The experimental identification of magnetorheological dampers and evaluation of their controllers

Magnetorheological (MR) fluid dampers are semi-active control devices that have been applied over a wide range of practical vibration control applications. This paper concerns the experimental identification of the dynamic behaviour of an MR damper and the use of the identified parameters in the control of such a damper. Feed-forward and recurrent neural networks are used to model both the direct and inverse dynamics of the damper. Training and validation of the proposed neural networks are achieved by using the data generated through dynamic tests with the damper mounted on a tensile testing machine. The validation test results clearly show that the proposed neural networks can reliably represent both the direct and inverse dynamic behaviours of an MR damper.
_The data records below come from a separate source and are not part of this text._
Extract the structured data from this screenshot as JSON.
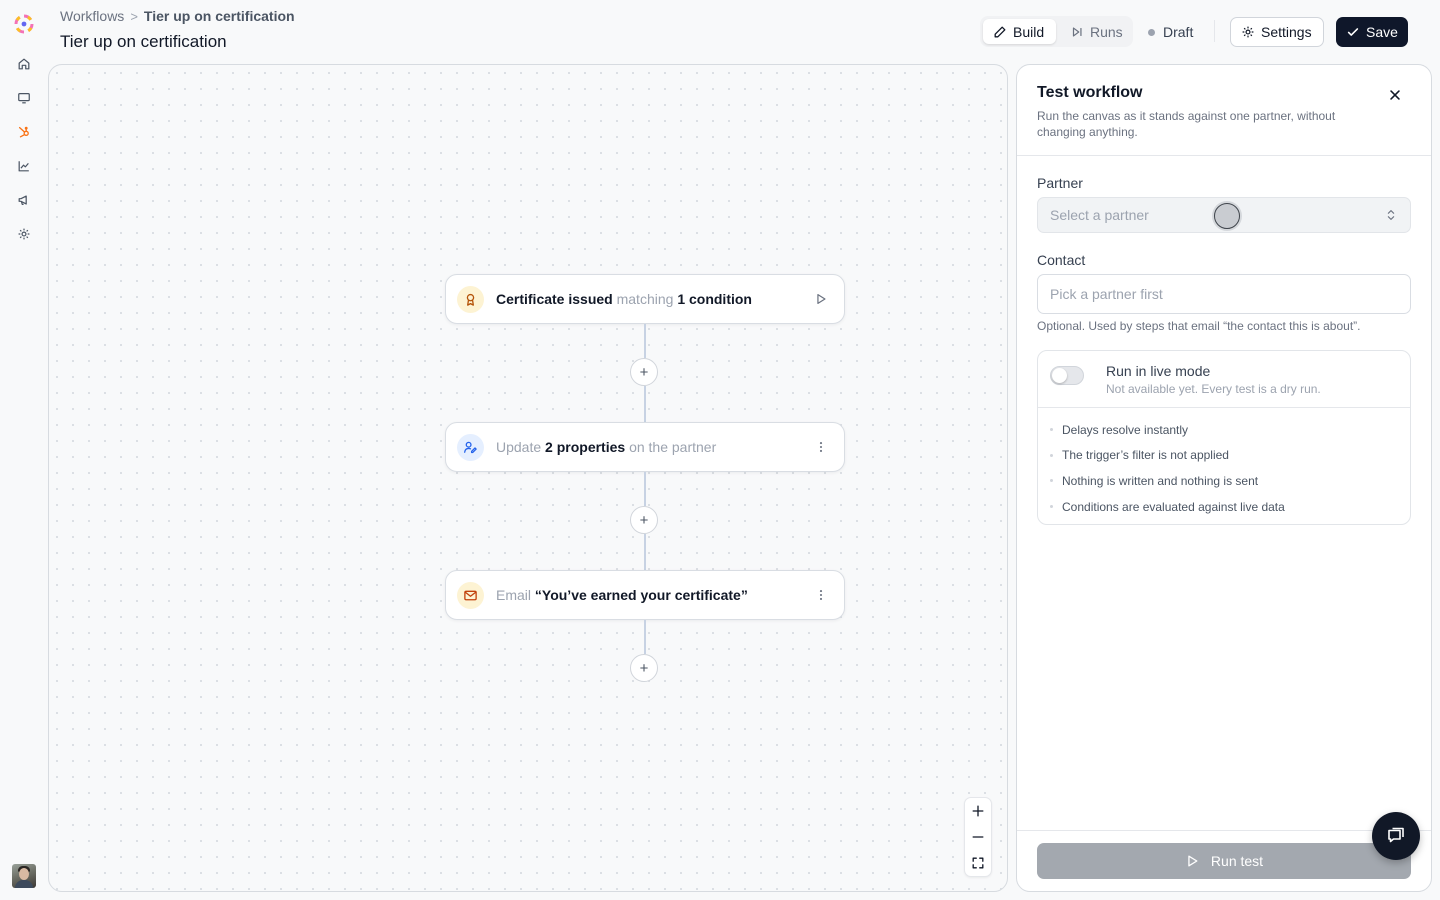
{
  "colors": {
    "accent": "#0f172a",
    "brand_orange": "#f97316",
    "canvas_bg": "#f8f9fa",
    "connector": "#c7d2e3",
    "disabled_button": "#a3a8af"
  },
  "rail": {
    "items": [
      {
        "icon": "home-icon"
      },
      {
        "icon": "monitor-icon"
      },
      {
        "icon": "hubspot-icon"
      },
      {
        "icon": "chart-icon"
      },
      {
        "icon": "megaphone-icon"
      },
      {
        "icon": "settings-icon"
      }
    ]
  },
  "header": {
    "breadcrumb": {
      "parent": "Workflows",
      "separator": ">",
      "current": "Tier up on certification"
    },
    "title": "Tier up on certification",
    "tabs": [
      {
        "label": "Build",
        "icon": "pencil-icon",
        "active": true
      },
      {
        "label": "Runs",
        "icon": "skip-icon",
        "active": false
      }
    ],
    "status": "Draft",
    "settings_label": "Settings",
    "save_label": "Save"
  },
  "canvas": {
    "nodes": [
      {
        "icon": "award-icon",
        "parts": [
          "Certificate issued",
          " matching ",
          "1 condition"
        ],
        "action": "play-icon"
      },
      {
        "icon": "user-edit-icon",
        "parts": [
          "Update ",
          "2 properties",
          " on the partner"
        ],
        "action": "more-vertical-icon"
      },
      {
        "icon": "mail-icon",
        "parts": [
          "Email ",
          "“You’ve earned your certificate”"
        ],
        "action": "more-vertical-icon"
      }
    ],
    "add_label": "+",
    "zoom_controls": [
      "zoom-in-icon",
      "zoom-out-icon",
      "fit-view-icon"
    ]
  },
  "panel": {
    "title": "Test workflow",
    "subtitle": "Run the canvas as it stands against one partner, without changing anything.",
    "partner": {
      "label": "Partner",
      "placeholder": "Select a partner"
    },
    "contact": {
      "label": "Contact",
      "placeholder": "Pick a partner first",
      "hint": "Optional. Used by steps that email “the contact this is about”."
    },
    "live_mode": {
      "title": "Run in live mode",
      "subtitle": "Not available yet. Every test is a dry run.",
      "enabled": false,
      "notes": [
        "Delays resolve instantly",
        "The trigger’s filter is not applied",
        "Nothing is written and nothing is sent",
        "Conditions are evaluated against live data"
      ]
    },
    "run_label": "Run test"
  }
}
The effect of the cylinder's surface temperature on both the direct and inverse dynamics of the damper is studied, and the neural network model is shown to be reasonably robust against significant temperature variation. The inverse recurrent neural network model is introduced as a damper controller and experimentally evaluated against alternative controllers proposed in the literature. The results reveal that the neural-based damper controller offers superior damper control. This observation and the added advantages of low-power requirement, extended service life of the damper and the minimal use of sensors, indicate that a neural-based damper controller potentially offers the most cost-effective vibration control solution among the controllers investigated.